Ainsi, le refus de la diversité – érigé en vertu – constitue l’un des principaux facteurs de notre stagnation culturelle. L’arabe tel que pratiqué chez nous ne dialogue point ; il s’impose. Il ne s’enrichit pas au contact de l’autre ; il s’en défend. Cette conception figée de l’arabité nous rend tributaires de peuples en crise, alors que nous aurions pu édifier un modèle singulier, fondé sur l’ouverture, la pluralité et la cohabitation des héritages.
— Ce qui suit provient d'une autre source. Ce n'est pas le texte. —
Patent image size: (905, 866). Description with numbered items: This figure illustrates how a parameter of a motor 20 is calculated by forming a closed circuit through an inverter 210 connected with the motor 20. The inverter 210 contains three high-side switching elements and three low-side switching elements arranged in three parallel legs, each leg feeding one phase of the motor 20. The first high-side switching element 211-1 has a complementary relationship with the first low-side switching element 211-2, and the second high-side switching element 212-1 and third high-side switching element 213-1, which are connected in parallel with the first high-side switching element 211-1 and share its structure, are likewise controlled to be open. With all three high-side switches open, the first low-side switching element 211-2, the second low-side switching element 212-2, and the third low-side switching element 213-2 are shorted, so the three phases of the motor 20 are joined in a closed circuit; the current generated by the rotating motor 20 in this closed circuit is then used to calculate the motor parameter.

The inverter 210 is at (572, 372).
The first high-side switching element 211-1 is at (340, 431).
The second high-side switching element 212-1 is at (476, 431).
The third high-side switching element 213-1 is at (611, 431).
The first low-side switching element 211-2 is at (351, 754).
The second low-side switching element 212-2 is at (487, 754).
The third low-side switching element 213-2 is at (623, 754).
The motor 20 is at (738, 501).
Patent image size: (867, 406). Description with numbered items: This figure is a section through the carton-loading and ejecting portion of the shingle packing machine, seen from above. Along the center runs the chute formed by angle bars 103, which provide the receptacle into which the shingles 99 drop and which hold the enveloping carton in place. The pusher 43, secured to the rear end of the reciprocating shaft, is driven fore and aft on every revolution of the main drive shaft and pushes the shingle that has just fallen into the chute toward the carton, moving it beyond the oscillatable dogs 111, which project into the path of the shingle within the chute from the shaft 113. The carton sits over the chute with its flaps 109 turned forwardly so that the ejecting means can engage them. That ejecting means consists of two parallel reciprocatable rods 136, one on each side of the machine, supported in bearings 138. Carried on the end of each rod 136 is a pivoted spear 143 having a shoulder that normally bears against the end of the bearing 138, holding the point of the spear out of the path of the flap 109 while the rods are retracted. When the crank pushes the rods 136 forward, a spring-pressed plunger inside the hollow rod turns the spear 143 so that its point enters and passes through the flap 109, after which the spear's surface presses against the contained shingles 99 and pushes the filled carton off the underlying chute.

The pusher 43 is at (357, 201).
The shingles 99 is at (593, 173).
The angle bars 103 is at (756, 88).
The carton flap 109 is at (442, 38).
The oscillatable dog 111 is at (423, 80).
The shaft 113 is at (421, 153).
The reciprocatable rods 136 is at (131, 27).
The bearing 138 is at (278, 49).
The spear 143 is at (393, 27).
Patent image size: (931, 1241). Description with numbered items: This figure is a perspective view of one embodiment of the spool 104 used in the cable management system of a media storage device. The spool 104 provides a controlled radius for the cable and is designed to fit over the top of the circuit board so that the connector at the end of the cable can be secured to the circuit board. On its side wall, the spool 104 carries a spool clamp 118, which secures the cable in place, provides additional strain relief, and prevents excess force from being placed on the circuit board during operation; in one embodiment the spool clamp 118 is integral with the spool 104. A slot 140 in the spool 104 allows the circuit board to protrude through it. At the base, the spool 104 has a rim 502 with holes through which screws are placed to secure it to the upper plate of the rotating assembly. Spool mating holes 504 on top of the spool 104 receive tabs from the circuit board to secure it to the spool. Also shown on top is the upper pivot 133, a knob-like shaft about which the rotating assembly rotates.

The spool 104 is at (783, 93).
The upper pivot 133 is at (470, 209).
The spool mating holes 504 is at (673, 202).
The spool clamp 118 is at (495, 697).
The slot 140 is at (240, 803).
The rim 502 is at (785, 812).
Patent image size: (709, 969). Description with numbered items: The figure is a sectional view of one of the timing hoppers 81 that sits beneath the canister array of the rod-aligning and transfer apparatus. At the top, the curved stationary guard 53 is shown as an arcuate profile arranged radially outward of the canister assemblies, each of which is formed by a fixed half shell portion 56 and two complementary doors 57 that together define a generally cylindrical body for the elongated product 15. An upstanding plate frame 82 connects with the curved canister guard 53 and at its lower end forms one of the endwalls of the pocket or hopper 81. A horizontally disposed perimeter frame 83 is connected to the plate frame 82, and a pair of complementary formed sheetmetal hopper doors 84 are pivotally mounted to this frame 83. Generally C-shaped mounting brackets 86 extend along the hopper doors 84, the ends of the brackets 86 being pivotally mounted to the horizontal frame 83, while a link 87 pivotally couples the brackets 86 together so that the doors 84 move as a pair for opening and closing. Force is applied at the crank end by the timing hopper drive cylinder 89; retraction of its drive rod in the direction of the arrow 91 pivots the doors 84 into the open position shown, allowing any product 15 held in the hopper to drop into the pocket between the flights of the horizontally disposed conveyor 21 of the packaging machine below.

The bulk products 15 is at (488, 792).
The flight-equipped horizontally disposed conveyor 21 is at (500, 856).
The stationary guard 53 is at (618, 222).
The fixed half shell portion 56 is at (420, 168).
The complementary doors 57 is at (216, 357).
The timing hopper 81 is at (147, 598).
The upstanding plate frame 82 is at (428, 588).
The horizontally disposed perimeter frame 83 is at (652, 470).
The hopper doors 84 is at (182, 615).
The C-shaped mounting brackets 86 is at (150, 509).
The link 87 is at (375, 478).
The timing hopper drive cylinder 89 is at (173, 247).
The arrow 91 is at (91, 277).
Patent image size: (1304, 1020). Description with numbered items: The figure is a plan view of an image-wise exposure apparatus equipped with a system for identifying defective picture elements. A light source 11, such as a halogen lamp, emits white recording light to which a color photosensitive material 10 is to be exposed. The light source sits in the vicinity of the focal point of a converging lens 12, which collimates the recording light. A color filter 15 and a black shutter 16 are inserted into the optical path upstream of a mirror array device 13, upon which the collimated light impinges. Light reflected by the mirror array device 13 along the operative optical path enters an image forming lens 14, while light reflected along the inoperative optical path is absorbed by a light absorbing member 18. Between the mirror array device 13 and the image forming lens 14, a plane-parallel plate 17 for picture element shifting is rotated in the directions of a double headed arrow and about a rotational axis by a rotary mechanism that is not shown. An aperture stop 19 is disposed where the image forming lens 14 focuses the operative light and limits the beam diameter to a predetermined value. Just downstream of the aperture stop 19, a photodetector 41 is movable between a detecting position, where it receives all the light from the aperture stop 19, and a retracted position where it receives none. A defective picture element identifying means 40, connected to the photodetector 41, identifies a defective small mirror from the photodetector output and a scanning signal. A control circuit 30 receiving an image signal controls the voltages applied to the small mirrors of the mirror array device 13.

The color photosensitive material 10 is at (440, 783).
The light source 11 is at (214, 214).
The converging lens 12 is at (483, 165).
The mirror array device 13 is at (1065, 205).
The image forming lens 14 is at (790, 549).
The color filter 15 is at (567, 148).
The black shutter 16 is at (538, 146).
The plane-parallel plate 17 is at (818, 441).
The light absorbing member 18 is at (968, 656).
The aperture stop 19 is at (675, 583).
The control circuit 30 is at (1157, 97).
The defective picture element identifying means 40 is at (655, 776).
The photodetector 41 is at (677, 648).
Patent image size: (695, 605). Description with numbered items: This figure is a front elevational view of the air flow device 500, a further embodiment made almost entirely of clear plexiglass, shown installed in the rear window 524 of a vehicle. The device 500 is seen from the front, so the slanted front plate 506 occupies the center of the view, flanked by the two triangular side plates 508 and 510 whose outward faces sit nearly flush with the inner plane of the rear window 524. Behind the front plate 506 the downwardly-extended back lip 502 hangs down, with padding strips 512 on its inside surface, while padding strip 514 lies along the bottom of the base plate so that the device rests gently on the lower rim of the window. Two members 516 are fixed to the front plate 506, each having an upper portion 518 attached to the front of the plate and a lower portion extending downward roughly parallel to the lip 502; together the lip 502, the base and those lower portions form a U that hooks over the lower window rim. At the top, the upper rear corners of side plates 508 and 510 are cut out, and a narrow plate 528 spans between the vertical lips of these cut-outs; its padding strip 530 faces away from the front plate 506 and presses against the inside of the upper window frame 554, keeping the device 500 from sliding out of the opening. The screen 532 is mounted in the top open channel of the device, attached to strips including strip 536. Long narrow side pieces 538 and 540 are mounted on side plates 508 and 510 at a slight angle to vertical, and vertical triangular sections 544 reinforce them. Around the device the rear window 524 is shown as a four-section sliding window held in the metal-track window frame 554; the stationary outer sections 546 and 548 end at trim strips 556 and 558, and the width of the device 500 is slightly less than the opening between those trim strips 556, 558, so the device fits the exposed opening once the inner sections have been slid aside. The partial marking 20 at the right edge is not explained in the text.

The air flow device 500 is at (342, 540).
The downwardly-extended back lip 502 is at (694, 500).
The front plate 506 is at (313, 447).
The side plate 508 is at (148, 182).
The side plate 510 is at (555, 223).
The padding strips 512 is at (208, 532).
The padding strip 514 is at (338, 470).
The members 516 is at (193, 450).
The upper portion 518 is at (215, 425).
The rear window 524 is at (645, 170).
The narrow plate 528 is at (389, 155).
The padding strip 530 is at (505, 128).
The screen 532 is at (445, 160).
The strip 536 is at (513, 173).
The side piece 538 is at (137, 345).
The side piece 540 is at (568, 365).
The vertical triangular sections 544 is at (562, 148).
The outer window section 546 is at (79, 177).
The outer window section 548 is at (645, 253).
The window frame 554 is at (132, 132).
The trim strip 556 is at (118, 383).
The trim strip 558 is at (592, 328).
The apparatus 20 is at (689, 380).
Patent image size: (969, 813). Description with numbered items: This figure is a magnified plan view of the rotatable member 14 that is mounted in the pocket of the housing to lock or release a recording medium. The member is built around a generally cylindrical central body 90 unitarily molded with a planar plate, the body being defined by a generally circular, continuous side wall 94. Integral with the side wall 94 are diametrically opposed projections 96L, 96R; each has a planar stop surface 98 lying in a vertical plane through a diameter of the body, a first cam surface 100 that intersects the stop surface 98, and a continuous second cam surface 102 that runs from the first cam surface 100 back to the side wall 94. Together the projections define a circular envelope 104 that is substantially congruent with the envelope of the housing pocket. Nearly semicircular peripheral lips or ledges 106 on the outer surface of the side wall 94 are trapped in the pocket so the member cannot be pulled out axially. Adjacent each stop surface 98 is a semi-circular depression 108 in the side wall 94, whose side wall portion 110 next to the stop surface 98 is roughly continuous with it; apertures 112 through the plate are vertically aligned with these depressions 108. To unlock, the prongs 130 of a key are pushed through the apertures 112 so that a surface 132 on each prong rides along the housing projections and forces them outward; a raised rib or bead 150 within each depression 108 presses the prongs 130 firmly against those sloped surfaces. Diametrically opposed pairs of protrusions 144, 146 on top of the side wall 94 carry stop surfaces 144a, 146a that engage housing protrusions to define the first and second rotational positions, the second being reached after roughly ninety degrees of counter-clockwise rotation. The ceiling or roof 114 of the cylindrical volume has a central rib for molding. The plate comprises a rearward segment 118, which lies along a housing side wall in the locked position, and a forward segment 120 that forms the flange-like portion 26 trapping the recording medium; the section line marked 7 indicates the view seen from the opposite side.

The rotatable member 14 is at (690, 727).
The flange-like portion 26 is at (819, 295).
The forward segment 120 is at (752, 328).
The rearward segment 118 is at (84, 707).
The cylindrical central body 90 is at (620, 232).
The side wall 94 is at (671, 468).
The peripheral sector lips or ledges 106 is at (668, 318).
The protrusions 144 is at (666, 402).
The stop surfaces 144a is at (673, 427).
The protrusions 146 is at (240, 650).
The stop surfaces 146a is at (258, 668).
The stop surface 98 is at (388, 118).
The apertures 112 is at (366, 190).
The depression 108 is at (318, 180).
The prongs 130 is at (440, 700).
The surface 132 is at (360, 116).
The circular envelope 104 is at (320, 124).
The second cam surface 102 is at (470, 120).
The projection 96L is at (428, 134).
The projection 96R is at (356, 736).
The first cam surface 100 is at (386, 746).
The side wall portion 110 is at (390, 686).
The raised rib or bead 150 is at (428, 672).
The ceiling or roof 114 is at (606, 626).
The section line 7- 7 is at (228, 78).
Il ne s’agit aucunement de rejeter l’arabe comme langue ou culture, mais d’en dénoncer l’instrumentalisation en outil d’exclusion et d’hégémonie. Une langue n’est féconde que lorsqu’elle devient vecteur de liberté, d’invention et de pluralité. Or, l’arabe imposé en Mauritanie obéit à une logique inverse : normalisation, contrôle, soumission à un ordre idéologique étranger à notre réalité historique.
En définitive, il devient urgent de repenser notre rapport à l’arabité. Non par son rejet, mais par son intégration dans un cadre plus vaste et inclusif – où l’africanité ne serait plus occultée ni subordonnée, mais reconnue comme fondement de notre être collectif. Seule cette refondation nous permettra de forger une culture nationale authentique : affranchie des modèles autoritaires, ouverte sur le monde, et fidèle à la diversité profonde de notre peuple.